Martin Johnson Heade, Gremlin in the Studio I, 1871-1875, and Gremlin in the Studio II, 1865-1875, A Certain Kind of Reality


Martin Johnson Heade, Gremlin in the Studio I, ca. 1865-75, the Wadsworth Atheneum, Hartford, CT. Photograph by Author. 

Unpacking meaning from Martin Johnson Heade’s Gremlin in the Studio I, 1871-1875, and II, 1865-1875, presents a comical challenge which lends itself toward studies on trompe l’oeil, American Transcendentalism, Idealism, and the humorous personality of the artist. The works are multivalent as representations of trompe l’oeil and landscape exist within the same scenes. Throughout Heade’s career we see his amazing ability to depict reality through his renderings of nature. His skill in portraying the subject is best seen in his flower studies, hummingbird works, and landscapes. The Gremlin in the Studio works present a shift away from this method of constructing paintings. Evident in these works is Heade’s self awareness of the inherent idealism within the composition of landscape paintings during the late nineteenth century. Heade makes an impactful statement by combining Transcendental principles with a humorous depiction in order to suggest an awareness concerning the over idealization of the American landscape.

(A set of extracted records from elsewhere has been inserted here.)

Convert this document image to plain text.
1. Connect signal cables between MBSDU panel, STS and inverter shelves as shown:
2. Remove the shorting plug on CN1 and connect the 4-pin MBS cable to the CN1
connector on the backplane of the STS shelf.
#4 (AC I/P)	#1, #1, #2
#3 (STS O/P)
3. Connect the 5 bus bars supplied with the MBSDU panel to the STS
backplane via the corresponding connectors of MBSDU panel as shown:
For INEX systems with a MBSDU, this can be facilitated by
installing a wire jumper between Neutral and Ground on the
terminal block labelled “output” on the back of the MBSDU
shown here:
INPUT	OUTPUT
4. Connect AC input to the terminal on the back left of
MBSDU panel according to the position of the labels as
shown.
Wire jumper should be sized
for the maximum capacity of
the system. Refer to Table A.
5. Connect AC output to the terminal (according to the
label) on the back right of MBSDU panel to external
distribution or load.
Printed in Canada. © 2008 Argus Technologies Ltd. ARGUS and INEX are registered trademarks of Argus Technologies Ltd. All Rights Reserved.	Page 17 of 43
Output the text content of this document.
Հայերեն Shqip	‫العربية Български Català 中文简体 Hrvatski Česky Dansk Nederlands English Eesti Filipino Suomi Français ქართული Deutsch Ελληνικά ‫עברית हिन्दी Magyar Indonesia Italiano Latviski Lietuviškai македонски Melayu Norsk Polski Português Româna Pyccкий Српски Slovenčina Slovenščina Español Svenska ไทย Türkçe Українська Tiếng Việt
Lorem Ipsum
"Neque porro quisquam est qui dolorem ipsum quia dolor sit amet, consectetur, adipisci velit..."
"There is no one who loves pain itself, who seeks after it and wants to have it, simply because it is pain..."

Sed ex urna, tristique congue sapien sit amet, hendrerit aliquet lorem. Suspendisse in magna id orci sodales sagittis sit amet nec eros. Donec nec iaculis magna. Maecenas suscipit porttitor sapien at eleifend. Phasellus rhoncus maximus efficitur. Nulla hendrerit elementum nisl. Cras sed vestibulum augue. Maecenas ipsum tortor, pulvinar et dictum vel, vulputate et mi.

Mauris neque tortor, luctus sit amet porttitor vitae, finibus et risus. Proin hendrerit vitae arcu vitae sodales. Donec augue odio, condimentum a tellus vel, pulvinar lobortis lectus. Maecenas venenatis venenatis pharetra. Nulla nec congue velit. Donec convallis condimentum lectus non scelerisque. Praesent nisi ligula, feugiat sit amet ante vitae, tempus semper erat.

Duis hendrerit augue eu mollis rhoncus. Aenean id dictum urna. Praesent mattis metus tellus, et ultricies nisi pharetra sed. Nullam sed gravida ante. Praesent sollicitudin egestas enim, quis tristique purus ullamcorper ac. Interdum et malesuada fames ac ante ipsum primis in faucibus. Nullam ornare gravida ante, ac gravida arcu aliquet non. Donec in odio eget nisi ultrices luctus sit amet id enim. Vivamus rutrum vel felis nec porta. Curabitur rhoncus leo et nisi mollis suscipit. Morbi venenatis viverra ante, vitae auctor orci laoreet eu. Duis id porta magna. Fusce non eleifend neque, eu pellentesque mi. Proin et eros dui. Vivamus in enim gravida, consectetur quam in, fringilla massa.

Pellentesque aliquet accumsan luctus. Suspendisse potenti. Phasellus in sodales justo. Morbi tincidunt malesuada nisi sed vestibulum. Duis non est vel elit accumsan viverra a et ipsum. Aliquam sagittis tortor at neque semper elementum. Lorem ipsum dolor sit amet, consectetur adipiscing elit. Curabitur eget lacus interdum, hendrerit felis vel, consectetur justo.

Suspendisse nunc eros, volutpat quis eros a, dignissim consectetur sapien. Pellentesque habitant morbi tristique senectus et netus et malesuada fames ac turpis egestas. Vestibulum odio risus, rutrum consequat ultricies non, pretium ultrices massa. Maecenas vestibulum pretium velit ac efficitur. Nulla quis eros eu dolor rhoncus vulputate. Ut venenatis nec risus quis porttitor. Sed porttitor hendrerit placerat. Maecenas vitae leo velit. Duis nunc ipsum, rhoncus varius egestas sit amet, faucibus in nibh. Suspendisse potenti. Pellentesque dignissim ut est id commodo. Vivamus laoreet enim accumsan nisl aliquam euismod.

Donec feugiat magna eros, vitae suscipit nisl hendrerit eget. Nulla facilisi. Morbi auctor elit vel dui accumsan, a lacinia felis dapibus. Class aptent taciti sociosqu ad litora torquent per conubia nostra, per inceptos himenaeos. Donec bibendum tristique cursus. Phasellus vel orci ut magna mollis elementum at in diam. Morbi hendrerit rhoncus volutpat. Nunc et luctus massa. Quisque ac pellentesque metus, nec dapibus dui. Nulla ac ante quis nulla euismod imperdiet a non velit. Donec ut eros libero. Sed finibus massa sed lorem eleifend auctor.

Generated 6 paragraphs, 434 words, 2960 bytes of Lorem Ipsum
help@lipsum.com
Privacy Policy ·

Martin Johnson Heade is a particularly challenging artist because his works can only tangentially be described as Hudson River School. The specific pieces in his oeuvre which can be lightly categorized in this way are his haystack scenes. These classifications tie into the notion that the Gremlin in the Studio paintings are a reflective comment on the hyper reality other artists in the movement were notorious for depicting. In Albert Bierstadt’s, Rocky Mountain Lander’s Peak, 1863, it is obvious the artist took liberties with the illustration of landscape. There is a sense of accuracy in the minutiae while the overall scene lends itself toward imaginative artistic license. By including the gremlin below the typical haystack scene, there is an amusing acknowledgement that these works are, in fact, paintings and not pictures of actual landscapes. The sawhorses and gremlin achieve a literal representation of impossibility which makes light of the idealism inherent in the works of other prominent Hudson River School artists.

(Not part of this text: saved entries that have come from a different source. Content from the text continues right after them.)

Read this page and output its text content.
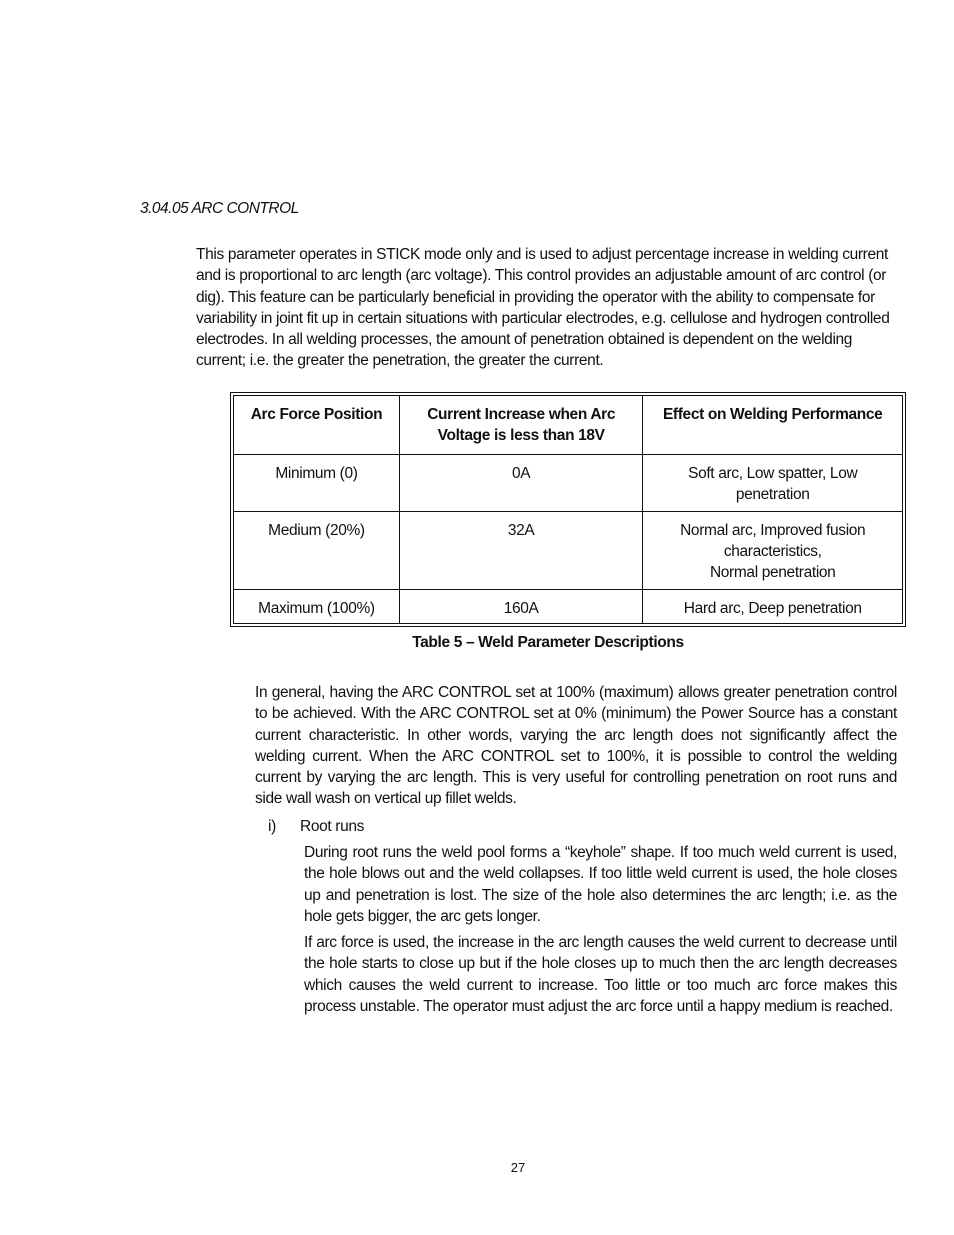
3.04.05 ARC CONTROL
This parameter operates in STICK mode only and is used to adjust percentage increase in welding current and is proportional to arc length (arc voltage). This control provides an adjustable amount of arc control (or dig). This feature can be particularly beneficial in providing the operator with the ability to compensate for variability in joint fit up in certain situations with particular electrodes, e.g. cellulose and hydrogen controlled electrodes. In all welding processes, the amount of penetration obtained is dependent on the welding current; i.e. the greater the penetration, the greater the current.
Arc Force Position	Current Increase when Arc Voltage is less than 18V	Effect on Welding Performance
Minimum (0)	0A	Soft arc, Low spatter, Low penetration
Medium (20%)	32A	Normal arc, Improved fusion characteristics,
Normal penetration
Maximum (100%)	160A	Hard arc, Deep penetration
Table 5 – Weld Parameter Descriptions
In general, having the ARC CONTROL set at 100% (maximum) allows greater penetration control to be achieved. With the ARC CONTROL set at 0% (minimum) the Power Source has a constant current characteristic. In other words, varying the arc length does not significantly affect the welding current. When the ARC CONTROL set to 100%, it is possible to control the welding current by varying the arc length. This is very useful for controlling penetration on root runs and side wall wash on vertical up fillet welds.
i) Root runs
During root runs the weld pool forms a “keyhole” shape. If too much weld current is used, the hole blows out and the weld collapses. If too little weld current is used, the hole closes up and penetration is lost. The size of the hole also determines the arc length; i.e. as the hole gets bigger, the arc gets longer.
If arc force is used, the increase in the arc length causes the weld current to decrease until the hole starts to close up but if the hole closes up to much then the arc length decreases which causes the weld current to increase. Too little or too much arc force makes this process unstable. The operator must adjust the arc force until a happy medium is reached.
27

The Transcendental views of Ralph Waldo Emerson were fundamental to American philosophy in the late nineteenth century. The importance self reliance is an imperative aspect of this concept and is well reflected when Emerson writes, “To believe your own thought, to believe that what is true for you in your private heart is true for all men, — that is genius.” Heade’s physical painting of the gremlin allows for his own self awareness to enter into the discussion of these works and connects nicely to Emerson’s statement. By illustrating this figure, the painting becomes infused with Heade’s views.  His own thoughts on the imagery of landscape are reflected through his conscious choice to paint these gremlins. This is indicative of his own Transcendental genius. Through Heade’s own original vision, the painting becomes reliant on his perceptions. This is substantiated through the implications exemplified through the gremlins relationships to their above haystack landscapes. In these associations, the awareness of the artist as an active participant in the creation of these scenes comes to the forefront of the conversation and promotes the intellect of Heade’s artistic truths.

Transcendentalism and idealism are fostered through Heade’s use of trompe l’oeil in his Gremlin in the Studio I, 1871-1875, and II, 1865-1875. These paintings are indicative of an artistic understanding in nineteenth century American philosophies. The historical context of this period makes for a pragmatic comparison between Heade’s knowledge of the philosophical make up of American society and the dramatizations inherent in Hudson River School painting. Through the comical gremlin depictions, artistic genius flourishes and presents a wonderful presentation of the inimitability characteristic to the work of Martin Johnson Heade.


Emerson, Ralph Waldo, and Brooks Atkinson. “Self Reliance,” The Complete Essays and Other Writings of Ralph Waldo Emerson. New York: Modern Library, 1940.

Kornhauser, Elizabeth Mankin, Amy Ellis, and Maureen Miesmer. Hudson River School: Masterworks from the Wadsworth Atheneum Museum of Art. New Haven: London, 2003.

Mastai, Marie-Louise D’Otrange. Illusion in Art: Trompe L’oeil: A History of Pictorial Illusionism. New York: Abaris Books, 1975.

Stebbins, Theodore E., Martin Johnson Heade, Janet L. Comey, and Karen E. Quinn. The Life and Work of Martin Johnson Heade: A Critical Analysis and Catalogue Raisonné. New Haven: Yale University Press, 2000.